Specifically, the Court of Cassation stated that the judge must conduct the examination in three successive phases:

  • verification of the actual work performed
  • identification of the qualifications provided by the collective agreement
  • comparison between the results of the first and second inquiries.

March 12, 2024
Managers
Dismissal of a manager for objective reasons
Cass., Labor Section

A manager at an insurance company was dismissed due to the elimination of his position during a merger by incorporation, as part of a company reorganization aimed at reducing costs, improving efficiency, and avoiding duplication of roles.
The dismissal was deemed justified by the Court of Appeal.

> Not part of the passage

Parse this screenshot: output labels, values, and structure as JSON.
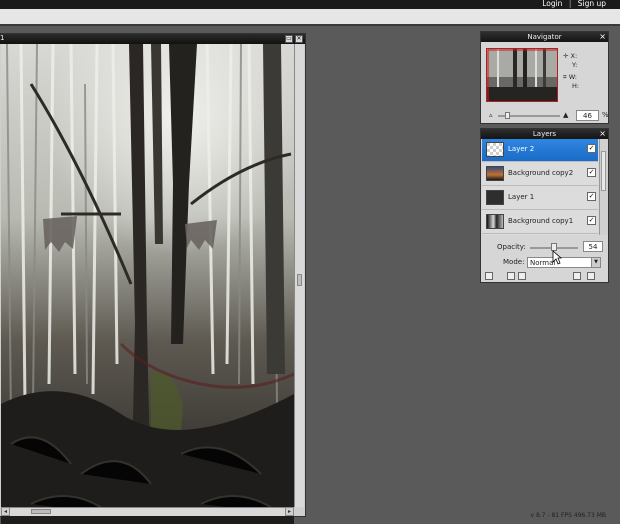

The Supreme Court confirmed the legitimacy of the dismissal, clarifying that the individual dismissal of a manager can be based on objective reasons related to company reorganization needs, which do not necessarily have to coincide with the impossibility of continuing the employment relationship or a crisis situation making continuation particularly burdensome. The principle of fairness and good faith, which serves as the standard for measuring the legitimacy of dismissal, must be balanced with the freedom of economic initiative. Termination is permissible in cases where it is carried out in the context of a business restructuring based on non-arbitrary, non-pretextual, and non-persecutory business decisions.

June 7, 2024
Mobbing
Workplace stress: the Court of Cassation expands the concept of the “right to health” protected by law
Cass., Labor Section

The Court of Cassation reaffirmed that a work environment causing stress is inherently unjust, even in the absence of mobbing behaviors, and, as an unjust act, it gives the employee the right to compensation for the damage suffered.
The case involved repeated hostile behavior by a manager, leading to the employee’s moral humiliation and marginalization.

The Court emphasized that mobbing is not limited to illegal acts but also applies to behaviors that, while individually lawful, are objectively characterized by systematic and “persecutory” intent toward the worker.
The ruling, in favor of the employee, highlighted that the concept of health (protected by law) can no longer be defined as the “mere absence of disease or infirmity” but must be understood as a “state of complete physical, mental, and social well-being.”